The holiday was not considered a national one until in 1938 President Roosevelt signed a bill making the day a legal holiday in the District of Columbia. Nearly a decade later, after World War II, the name of the holiday was questioned as the word "armistice" had no significance to many new veterans. So the name of the holiday was changed to the Veterans' Day and today on this day Americans honor all servicemen of all American wars.
Post-War Years
World War I not only changed the situation in Europe, but also affected the life of Americans. The economic mini-boom during the war created high inflation, which meant higher prices, and, finally, labor strife. Workers, who received higher wages during the war economic boom, were dissatisfied with the rising cost of living in the post-war years. In 1919, the country experienced working riots in major industrial cities – more than 3,500 strikes involving more than 4 million workers took place.
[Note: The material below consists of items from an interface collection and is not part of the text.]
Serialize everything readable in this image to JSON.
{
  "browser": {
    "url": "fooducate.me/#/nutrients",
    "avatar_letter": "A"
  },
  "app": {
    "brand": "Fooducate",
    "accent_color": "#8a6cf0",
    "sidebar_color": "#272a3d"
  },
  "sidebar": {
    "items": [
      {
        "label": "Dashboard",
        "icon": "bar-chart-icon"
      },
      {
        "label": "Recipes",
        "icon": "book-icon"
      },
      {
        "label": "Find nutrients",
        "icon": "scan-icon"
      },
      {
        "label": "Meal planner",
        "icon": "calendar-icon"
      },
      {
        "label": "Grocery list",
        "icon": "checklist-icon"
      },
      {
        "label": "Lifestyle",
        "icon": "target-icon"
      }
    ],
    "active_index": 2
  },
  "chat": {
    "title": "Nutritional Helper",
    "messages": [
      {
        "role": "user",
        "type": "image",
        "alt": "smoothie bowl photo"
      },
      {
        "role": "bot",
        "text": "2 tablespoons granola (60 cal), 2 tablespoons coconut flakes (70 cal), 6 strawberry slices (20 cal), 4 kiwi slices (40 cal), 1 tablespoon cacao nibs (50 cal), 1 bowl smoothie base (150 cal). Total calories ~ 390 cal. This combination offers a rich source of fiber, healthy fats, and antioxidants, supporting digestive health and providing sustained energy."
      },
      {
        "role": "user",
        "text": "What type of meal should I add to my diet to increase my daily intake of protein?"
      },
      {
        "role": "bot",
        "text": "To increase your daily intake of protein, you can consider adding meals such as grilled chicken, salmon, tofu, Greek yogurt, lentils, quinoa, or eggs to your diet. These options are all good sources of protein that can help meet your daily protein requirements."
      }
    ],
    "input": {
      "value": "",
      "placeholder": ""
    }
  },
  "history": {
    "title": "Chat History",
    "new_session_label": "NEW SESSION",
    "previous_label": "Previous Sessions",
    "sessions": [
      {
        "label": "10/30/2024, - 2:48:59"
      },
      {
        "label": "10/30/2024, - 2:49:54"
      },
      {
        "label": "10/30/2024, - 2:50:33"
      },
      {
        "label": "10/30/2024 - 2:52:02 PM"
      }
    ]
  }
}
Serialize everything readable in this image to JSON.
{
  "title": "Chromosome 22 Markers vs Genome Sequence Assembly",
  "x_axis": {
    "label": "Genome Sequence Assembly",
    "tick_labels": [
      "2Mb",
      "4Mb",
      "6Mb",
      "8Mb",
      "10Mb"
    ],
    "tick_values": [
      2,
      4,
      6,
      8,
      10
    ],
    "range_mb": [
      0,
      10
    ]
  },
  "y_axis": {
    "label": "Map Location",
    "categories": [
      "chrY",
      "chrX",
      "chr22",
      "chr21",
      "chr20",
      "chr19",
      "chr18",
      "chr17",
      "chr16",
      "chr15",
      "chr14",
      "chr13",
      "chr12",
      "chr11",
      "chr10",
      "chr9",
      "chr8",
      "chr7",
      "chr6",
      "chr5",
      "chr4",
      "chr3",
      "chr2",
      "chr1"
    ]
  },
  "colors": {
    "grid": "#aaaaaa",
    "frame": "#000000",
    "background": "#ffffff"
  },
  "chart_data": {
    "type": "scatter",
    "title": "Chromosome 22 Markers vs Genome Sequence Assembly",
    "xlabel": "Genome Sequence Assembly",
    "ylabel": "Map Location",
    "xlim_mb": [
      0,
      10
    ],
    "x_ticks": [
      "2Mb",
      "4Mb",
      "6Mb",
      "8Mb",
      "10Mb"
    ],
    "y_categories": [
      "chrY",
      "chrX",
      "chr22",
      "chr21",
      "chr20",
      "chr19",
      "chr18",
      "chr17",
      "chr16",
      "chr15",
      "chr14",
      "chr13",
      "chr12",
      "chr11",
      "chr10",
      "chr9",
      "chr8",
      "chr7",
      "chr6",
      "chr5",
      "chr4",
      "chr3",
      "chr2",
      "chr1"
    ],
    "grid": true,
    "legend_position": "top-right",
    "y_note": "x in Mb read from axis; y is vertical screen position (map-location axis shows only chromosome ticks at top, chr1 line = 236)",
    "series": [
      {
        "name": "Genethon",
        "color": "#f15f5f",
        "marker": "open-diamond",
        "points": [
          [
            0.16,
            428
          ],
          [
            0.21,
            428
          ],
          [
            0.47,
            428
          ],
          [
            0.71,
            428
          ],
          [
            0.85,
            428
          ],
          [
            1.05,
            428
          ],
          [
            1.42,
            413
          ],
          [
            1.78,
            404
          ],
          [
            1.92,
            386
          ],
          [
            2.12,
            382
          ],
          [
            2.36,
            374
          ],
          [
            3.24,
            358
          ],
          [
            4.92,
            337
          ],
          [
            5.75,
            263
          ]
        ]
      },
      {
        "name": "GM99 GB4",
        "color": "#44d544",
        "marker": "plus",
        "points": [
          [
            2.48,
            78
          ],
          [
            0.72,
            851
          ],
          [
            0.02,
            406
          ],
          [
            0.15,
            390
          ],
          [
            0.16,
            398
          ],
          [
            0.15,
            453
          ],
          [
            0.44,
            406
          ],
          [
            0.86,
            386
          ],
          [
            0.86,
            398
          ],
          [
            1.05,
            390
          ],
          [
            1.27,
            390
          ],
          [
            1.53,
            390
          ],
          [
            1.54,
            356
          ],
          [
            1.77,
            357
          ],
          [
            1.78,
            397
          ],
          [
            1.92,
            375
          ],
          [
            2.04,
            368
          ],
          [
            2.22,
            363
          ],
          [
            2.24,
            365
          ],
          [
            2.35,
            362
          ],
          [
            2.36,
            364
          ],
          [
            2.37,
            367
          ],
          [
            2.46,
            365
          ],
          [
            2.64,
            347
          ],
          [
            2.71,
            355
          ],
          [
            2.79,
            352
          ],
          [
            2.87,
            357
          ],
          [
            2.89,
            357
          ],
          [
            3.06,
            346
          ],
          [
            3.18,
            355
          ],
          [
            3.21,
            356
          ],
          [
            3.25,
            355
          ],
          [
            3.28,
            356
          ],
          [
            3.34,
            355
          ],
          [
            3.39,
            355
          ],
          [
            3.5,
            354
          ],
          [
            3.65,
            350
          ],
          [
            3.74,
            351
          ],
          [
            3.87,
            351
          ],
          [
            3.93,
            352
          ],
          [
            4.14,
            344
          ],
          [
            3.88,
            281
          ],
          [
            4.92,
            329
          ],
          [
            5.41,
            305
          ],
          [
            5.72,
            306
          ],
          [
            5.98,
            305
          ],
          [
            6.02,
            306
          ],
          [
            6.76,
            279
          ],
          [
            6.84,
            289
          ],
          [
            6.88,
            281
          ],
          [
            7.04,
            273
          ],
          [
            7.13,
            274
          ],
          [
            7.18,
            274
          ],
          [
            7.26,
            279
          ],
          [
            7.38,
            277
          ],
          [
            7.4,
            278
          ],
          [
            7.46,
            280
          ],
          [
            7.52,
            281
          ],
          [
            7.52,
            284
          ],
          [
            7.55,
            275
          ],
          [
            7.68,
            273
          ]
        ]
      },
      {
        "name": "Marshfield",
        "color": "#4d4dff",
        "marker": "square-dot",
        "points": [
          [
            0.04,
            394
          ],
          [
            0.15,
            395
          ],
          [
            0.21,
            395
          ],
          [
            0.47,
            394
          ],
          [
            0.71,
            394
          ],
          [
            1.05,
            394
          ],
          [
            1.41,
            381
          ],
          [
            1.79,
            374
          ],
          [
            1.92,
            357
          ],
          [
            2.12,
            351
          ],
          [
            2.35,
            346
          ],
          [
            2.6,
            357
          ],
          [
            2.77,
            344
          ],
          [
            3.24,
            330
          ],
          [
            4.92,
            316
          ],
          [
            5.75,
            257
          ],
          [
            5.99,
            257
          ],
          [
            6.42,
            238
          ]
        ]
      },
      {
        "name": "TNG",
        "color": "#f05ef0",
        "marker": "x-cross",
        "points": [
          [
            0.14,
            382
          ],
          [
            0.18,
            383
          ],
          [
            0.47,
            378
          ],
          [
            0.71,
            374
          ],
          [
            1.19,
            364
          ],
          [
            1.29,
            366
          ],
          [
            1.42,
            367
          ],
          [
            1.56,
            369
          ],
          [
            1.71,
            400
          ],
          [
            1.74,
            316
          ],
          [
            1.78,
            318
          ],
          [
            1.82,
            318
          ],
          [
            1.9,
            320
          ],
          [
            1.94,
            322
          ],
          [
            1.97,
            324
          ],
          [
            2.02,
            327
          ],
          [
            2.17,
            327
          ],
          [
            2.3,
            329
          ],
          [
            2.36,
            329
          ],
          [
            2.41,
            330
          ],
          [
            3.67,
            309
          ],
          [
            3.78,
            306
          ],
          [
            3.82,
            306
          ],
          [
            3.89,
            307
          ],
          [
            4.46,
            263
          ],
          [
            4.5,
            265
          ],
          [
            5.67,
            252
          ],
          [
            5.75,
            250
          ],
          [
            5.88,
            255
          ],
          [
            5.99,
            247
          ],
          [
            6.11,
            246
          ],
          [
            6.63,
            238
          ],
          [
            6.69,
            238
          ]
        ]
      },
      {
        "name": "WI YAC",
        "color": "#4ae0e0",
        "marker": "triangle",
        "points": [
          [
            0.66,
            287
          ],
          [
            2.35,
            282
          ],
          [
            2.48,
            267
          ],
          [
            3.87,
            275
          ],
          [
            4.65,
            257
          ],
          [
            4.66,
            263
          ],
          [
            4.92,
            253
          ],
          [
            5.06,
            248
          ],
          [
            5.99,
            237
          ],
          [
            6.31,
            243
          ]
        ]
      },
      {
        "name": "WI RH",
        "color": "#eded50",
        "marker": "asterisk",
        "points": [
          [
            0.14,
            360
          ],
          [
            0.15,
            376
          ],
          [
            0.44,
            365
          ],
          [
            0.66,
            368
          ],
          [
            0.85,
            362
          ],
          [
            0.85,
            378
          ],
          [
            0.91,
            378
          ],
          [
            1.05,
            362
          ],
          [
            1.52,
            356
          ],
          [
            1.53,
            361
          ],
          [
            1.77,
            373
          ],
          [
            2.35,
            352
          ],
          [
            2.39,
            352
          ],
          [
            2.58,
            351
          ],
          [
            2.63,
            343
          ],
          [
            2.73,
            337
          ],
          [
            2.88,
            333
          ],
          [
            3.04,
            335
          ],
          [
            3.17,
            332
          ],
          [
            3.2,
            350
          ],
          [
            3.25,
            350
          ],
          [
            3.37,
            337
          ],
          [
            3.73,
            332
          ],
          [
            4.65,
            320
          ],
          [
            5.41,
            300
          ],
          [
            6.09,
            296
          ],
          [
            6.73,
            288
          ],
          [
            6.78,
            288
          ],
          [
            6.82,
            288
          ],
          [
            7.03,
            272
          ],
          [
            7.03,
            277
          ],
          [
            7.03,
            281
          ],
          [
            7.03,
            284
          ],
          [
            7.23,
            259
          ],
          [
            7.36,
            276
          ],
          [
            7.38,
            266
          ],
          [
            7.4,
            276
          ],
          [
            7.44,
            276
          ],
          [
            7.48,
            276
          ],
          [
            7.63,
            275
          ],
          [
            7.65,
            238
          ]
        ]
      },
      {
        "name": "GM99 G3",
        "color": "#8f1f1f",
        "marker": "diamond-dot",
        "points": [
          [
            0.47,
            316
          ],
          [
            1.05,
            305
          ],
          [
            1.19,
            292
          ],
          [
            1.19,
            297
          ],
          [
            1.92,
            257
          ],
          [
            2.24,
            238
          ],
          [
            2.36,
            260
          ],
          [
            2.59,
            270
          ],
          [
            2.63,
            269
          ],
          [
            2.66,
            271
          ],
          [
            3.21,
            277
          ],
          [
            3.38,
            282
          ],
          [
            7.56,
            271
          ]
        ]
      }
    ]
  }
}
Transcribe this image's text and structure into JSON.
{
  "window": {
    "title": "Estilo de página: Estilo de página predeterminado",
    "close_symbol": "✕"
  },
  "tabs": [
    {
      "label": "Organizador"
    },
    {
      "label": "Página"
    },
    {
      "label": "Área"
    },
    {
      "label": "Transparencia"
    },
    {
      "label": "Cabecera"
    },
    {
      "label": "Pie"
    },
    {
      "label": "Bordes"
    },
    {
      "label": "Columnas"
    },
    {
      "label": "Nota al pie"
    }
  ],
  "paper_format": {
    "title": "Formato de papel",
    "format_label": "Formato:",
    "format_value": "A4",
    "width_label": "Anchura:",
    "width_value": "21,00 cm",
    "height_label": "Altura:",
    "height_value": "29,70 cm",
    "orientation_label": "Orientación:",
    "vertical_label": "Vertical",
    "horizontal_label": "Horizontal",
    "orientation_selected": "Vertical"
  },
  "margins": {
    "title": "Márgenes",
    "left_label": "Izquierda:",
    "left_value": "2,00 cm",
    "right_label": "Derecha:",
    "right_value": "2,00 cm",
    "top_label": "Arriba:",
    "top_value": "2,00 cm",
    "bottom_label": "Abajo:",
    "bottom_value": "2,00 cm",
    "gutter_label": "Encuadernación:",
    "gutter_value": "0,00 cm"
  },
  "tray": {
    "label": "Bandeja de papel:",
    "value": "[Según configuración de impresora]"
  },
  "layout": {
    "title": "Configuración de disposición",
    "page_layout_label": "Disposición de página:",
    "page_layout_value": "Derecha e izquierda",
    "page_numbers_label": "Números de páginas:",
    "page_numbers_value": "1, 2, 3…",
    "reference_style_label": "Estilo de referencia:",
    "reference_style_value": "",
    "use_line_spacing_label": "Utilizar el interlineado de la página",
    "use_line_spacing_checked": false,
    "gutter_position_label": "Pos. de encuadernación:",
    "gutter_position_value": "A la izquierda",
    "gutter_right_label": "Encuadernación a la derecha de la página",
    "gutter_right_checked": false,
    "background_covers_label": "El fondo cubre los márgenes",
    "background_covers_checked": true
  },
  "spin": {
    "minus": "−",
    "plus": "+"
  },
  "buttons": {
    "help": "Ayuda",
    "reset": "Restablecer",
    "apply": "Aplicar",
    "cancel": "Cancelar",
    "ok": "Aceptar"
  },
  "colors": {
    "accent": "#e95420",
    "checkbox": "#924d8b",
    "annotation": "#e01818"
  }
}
Often workers' strikes were coupled with race riots, when white crowds attacked blacks, and blacks fought back. Many of these riots were supported by a new Ku Klux Klan, organized in 1915. It attracted people, who hated blacks, Catholics, Jews and foreigners. By the mid 1920s, the Klan had probably 4,5 million members. Many political parties felt the influence of KKK in local, state and even national elections. Popularity of this organization stopped only in 1925, after some widely publicized scandals with its leaders.
The war coupled with industrial growth changed traditional women's roles – more and more women had jobs, and by 1920, they made up 13 % of professional force. These changes gave rise to women's movements for suffrage and equal rights with men, which started in the early 20th century. In 1920, women finally got the right to vote in the Nineteenth Amendment to the Constitution. The same year women all over the United States voted for the first time in presidential elections.
Beginning from 1917, when the Bolshevik Revolution occurred in Russia, many Americans feared that Red Scare (communism) might come to the USA. Nearly all labor strikes were denounced as communist-inspired. A new Office of General Intelligence was created within the Justice Department, with J.Edgar Hoover as its head. Hoover began to collect files on radicals, which led to the deportation of people from the country. By the summer of 1920, the threats of the Red Scare and anarchy were overcome, many people began to feel safer.
World War I also increased anti-immigration feelings in Americans, who feared that war-torn Europeans would flood the country. The increased immigration led to the Emergency Quota Act of 1921 limiting immigration from one country to three percent of the number from that country already in the USA. In 1924, quotas were cut to two percent and all Japanese immigration was banned. Five years later immigration was limited to 150,000 per year making the USA a more closed country for newcomers.